Таральд честно пытался заниматься со своим сыном, понять его. Но всякий раз при этом тяжело вздыхал.

Кольгрим развивался неплохо для своего возраста. Он был смышленым и рано осознал власть слов — в особенности маленького словечка «нет». И он без устали пользовался им.

Ирья проявляла незаурядное терпение. Лив же часто отчаивалась при выходках этого буяна и призывала на помощь Ирью, когда не могла сама утихомирить внука. И когда Кольгрим видел, что его шалости не вызывают отчаяния и гнева у его няньки, то успокаивался и больше не шалил.

Никто бы не подумал, что этот маленький мальчик может быть таким коварным!

Лив получила письмо от Сесилии. Она прочитала его Ирье.

«Мама, я так скучаю по дому! Мне так хочется оказаться дома на Рождество, я только и думаю, что о нашем Гростенсхольме.

Но в этом году домой меня не отпустят, так как каждый здесь занят своим, а мне придется оставаться все время с детьми. Конечно, мне не то, чтобы совсем неуютно в Дании, вовсе нет. У меня появилось здесь много друзей. И все же я не была дома уже несколько лет. Должно быть, малышу Таральда уже два с половиной года, а многих нет в живых — бабушки и Якоба, и еще Суннивы, и другой бабушки с дедушкой. Так много всего произошло, а я все отсутствую! Меня не было ни на свадьбе, ни на похоронах, ни на крестинах. И мне так страшно, что еще что-то случится без меня, и мне хочется непременно вернуться домой! Хоть бы на одно Рождество мне оказаться дома! Я так тоскую без вас!»

Лив опустила руку с письмом.

— Бедная моя девочка, мне надо поговорить с Дагом, чтобы она все-таки навестила нас хоть на какое-то время. Мне тоже очень не хватает ее, но мне казалось, что у нее в Дании все прекрасно.

— Как хорошо было бы снова увидеть Сесилию, — ответила Ирья, тщетно пытаясь одеть Кольгрима, который снова и снова срывал с себя одежду.

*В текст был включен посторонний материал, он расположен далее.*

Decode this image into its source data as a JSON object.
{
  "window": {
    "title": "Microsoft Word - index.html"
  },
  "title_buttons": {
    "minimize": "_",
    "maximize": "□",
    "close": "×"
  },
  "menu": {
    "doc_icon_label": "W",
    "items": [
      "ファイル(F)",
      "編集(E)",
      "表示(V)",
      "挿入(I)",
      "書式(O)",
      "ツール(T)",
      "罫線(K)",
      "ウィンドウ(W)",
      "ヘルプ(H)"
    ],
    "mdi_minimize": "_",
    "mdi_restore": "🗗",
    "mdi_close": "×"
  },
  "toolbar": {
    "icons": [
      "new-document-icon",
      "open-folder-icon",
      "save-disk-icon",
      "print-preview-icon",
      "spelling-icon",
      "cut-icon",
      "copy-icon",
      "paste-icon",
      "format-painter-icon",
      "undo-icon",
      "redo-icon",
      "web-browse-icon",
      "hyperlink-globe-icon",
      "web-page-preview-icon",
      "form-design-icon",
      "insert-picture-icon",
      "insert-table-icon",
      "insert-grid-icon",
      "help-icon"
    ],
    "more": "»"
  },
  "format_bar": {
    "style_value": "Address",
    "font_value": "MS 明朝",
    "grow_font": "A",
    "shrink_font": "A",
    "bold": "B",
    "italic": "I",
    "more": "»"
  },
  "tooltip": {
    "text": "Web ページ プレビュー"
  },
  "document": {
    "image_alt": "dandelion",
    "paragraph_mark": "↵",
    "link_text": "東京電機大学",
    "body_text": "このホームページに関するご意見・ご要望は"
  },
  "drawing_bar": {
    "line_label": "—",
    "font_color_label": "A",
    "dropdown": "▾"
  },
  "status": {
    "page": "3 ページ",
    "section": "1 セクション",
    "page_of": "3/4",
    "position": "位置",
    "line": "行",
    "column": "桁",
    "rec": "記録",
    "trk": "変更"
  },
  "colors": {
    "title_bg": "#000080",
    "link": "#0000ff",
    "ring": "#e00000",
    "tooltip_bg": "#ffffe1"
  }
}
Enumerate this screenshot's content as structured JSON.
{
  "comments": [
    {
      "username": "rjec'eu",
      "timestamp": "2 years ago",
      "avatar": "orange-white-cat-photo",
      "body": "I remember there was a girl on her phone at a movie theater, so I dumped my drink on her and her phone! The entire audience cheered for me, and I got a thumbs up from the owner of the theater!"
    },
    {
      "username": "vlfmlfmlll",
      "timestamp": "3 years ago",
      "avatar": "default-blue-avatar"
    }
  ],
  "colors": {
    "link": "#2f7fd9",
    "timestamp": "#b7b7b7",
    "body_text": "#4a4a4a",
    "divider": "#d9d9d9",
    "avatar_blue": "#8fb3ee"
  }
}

Ирья никогда не заговаривала о том неприятном событии, которое произошло несколько месяцев назад, когда сияющий от счастья Таральд привел в дом свою новую невесту. Все, разумеется, были рады ей, и Ирья пыталась приглушить чувство горечи в самой себе. Эта невеста была девушкой из дворянской семьи, и ее приняли в Гростенсхольме тепло и сердечно.

Но вот она увидела Кольгрима, сына Таральда. Его слишком широкие плечи, отнявшие у Суннивы жизнь, отталкивающее выражение лица, злобное и угрюмое. Глаза мальчика, полные нечеловеческой злобы, с инстинктивной ревностью сверлили девушку.

Она оставалась в усадьбе еще некоторое время. Но затем уехала и никогда больше не вернулась назад: Таральд получил от нее лишь холодное вежливое письмо с отказом.

После этого он долго не мог смотреть на своего собственного сына.

В деревне о Кольгриме ходили разные слухи. Люди не переставали говорить о подменыше, несмотря на то, что повивальная бабка и сама Ирья усердно опровергали их. Но они-то ведь присутствовали при родах и видели все своими глазами. Никаких троллей в комнате роженицы не было, да она и сама умерла, несчастная, а священник тотчас же окрестил новорожденного.

Но люди говорили, что Суннива, должно быть, зачала ребенка от Дьявола, и эти сплетни жестоко ранили сердце Лив. Сам священник тоже пытался развеять всякие кривотолки, повторяя, что ребенок крещен во имя Господа нашего Иисуса Христа, но все же сплетни не утихали. Все хотели взглянуть хоть одним глазком на уродца, о котором постоянно шепталась прислуга из Гростенсхольма.

До сих пор мальчика не выпускали из дому. Но Ирья так устала от всяких слухов и так жалела мальчика: ведь и она сама в детстве испытала насмешки окружающих из-за своих физических изъянов.

И вот, она надела на Кольгрима его самые нарядные одежды, зачесала волосики назад, чтобы они не торчали из-под шапочки, посадила его на санки и повезла в церковь. Это было за пять недель до Рождества. Лив тогда болела и потому осталась дома, ничего не зная о поступке Ирьи.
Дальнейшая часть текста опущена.